How do they get from the Bernoulli equation to the new equation for q

e^logit(q) / (1 + e^logit(q))?

Then how is the equation for logit(q) then = the regression equation minus the error term?

HopeDoneSoon
05-12-2005, 05:09 PM
not because of Bernoulli, but because e^logit(q) / (1 + e^logit(q)) =

e^ln(q/(1-q))/(1+e^ ln(q/(1-q))) = (q/(1-q))/( 1/(1-q)) is an identity. Basically,they

feel it is appropriate to model ln(E[Y]/(1-E[Y])) because of the merit of the form e^s/(1+e^s), i.e., this e^s/(1+e^s) will be btw 0 and 1 for all values of s and its curvilinear property (so called tilted S shape) represents some mortality pattern well. Also ln(E[Y]/(1-E[Y])) can be any value, good for a response variable in regression.

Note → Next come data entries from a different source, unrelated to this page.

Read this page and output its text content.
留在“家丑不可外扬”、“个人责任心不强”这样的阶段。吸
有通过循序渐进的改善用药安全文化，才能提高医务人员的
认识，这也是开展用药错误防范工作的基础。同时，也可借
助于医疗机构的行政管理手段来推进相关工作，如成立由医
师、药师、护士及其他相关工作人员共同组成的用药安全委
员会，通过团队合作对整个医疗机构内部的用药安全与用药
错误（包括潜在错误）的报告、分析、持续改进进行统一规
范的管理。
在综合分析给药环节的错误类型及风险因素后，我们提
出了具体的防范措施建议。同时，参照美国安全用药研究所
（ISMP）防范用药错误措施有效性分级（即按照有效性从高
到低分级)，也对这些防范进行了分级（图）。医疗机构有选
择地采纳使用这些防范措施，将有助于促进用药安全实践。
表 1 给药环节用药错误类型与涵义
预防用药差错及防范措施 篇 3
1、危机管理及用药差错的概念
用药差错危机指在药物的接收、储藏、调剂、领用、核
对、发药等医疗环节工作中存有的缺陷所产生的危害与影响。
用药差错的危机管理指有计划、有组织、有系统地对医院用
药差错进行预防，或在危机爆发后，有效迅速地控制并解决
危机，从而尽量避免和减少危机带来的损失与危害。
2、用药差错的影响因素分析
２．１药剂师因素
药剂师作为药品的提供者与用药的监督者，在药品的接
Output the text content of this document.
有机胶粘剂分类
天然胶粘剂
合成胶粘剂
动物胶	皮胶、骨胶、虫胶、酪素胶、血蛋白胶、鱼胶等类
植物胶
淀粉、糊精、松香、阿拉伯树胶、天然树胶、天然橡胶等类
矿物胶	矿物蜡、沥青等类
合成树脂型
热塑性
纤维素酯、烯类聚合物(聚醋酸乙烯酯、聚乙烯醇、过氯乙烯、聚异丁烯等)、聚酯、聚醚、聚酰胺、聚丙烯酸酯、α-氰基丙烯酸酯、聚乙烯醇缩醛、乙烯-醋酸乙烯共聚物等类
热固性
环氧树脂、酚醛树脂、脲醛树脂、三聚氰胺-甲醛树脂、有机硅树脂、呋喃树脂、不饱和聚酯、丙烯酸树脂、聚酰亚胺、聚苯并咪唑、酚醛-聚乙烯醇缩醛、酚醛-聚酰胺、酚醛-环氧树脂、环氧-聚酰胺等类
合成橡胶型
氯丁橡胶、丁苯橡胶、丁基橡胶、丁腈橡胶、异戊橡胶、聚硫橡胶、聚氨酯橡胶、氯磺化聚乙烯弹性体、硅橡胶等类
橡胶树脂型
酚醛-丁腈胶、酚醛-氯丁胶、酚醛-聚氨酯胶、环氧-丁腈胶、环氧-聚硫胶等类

I just happened to see these things in some textbook(not SOA book).

I don’t follow your second question. Sorry.

andejes
05-12-2005, 10:20 PM
They take the common OLS regression equation and remove the error term from the end. Is this just the regression equation they think we should use?

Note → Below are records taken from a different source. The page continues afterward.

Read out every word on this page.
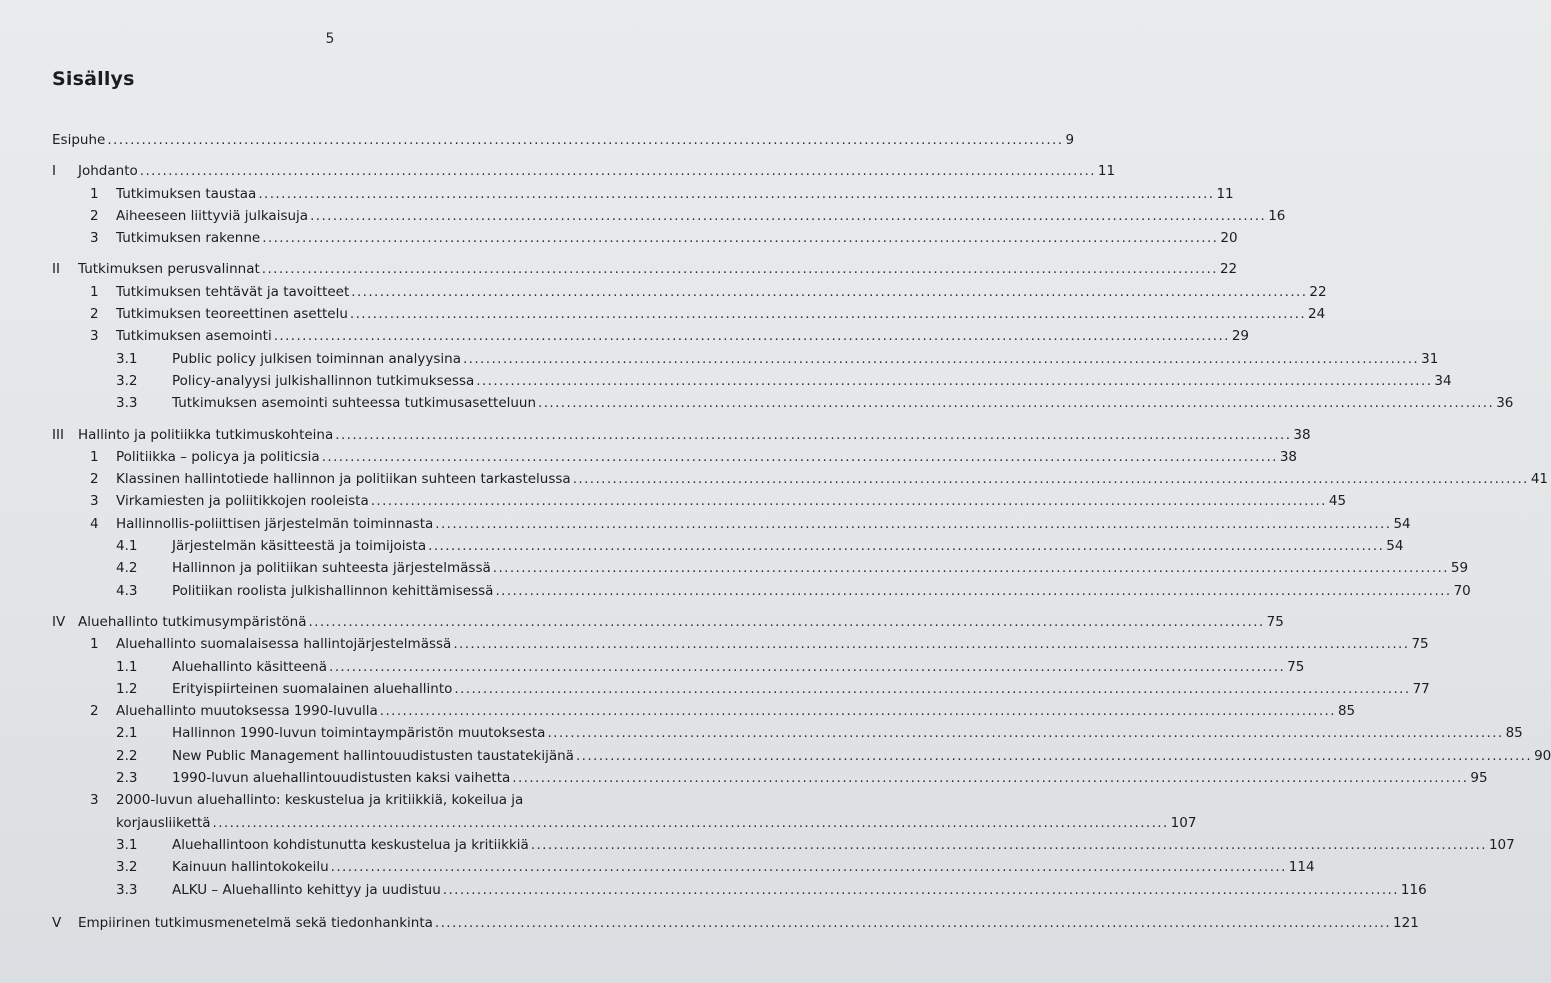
5
Sisällys
Esipuhe .....	9
I	Johdanto .....	11
1	Tutkimuksen taustaa .....	11
2	Aiheeseen liittyviä julkaisuja .....	16
3	Tutkimuksen rakenne .....	20
II	Tutkimuksen perusvalinnat .....	22
1	Tutkimuksen tehtävät ja tavoitteet .....	22
2	Tutkimuksen teoreettinen asettelu .....	24
3	Tutkimuksen asemointi .....	29
3.1	Public policy julkisen toiminnan analyysina .....	31
3.2	Policy-analyysi julkishallinnon tutkimuksessa .....	34
3.3	Tutkimuksen asemointi suhteessa tutkimusasetteluun .....	36
III	Hallinto ja politiikka tutkimuskohteina .....	38
1	Politiikka – policya ja politicsia .....	38
2	Klassinen hallintotiede hallinnon ja politiikan suhteen tarkastelussa .....	41
3	Virkamiesten ja poliitikkojen rooleista .....	45
4	Hallinnollis-poliittisen järjestelmän toiminnasta .....	54
4.1	Järjestelmän käsitteestä ja toimijoista .....	54
4.2	Hallinnon ja politiikan suhteesta järjestelmässä .....	59
4.3	Politiikan roolista julkishallinnon kehittämisessä .....	70
IV Aluehallinto tutkimusympäristönä .....	75
1	Aluehallinto suomalaisessa hallintojärjestelmässä .....	75
1.1	Aluehallinto käsitteenä .....	75
1.2	Erityispiirteinen suomalainen aluehallinto .....	77
2	Aluehallinto muutoksessa 1990-luvulla .....	85
2.1	Hallinnon 1990-luvun toimintaympäristön muutoksesta .....	85
2.2	New Public Management hallintouudistusten taustatekijänä .....	90
2.3	1990-luvun aluehallintouudistusten kaksi vaihetta .....	95
3 2000-luvun aluehallinto: keskustelua ja kritiikkiä, kokeilua ja
korjausliikettä .....	107
3.1	Aluehallintoon kohdistunutta keskustelua ja kritiikkiä .....	107
3.2	Kainuun hallintokokeilu .....	114
3.3	ALKU – Aluehallinto kehittyy ja uudistuu .....	116
V	Empiirinen tutkimusmenetelmä sekä tiedonhankinta .....	121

Thanks again for the information.

HopeDoneSoon
05-16-2005, 05:13 PM
the equation on pg 6 for g is the response function for logit(q). we don't have error term anymore here because we don't measure those errors on logit. Instead, we do it later on the final q and in some way other than we did with OLS. Please see pg 18-20.
Logit(q)=g=the expression is an intermediate step.
As to error term, here we mean the fitted (expected) probability vs the observed success portion (Y=1). We mean no more observed individual Y's vs their expectations as in OLS. In other words, we measure error at group data level because we have a lot repetitions of predictors(343285 exposures just in <200 groups). That is what I see from this seminar reading, in some other book we see 'deviance' definition at individual level.
I just tried hard to educate myself, so I am afraid this is the best I can give, sufficing or not.
Idea: we may need to change our paradigm a bit. Think beyond OLS a bit.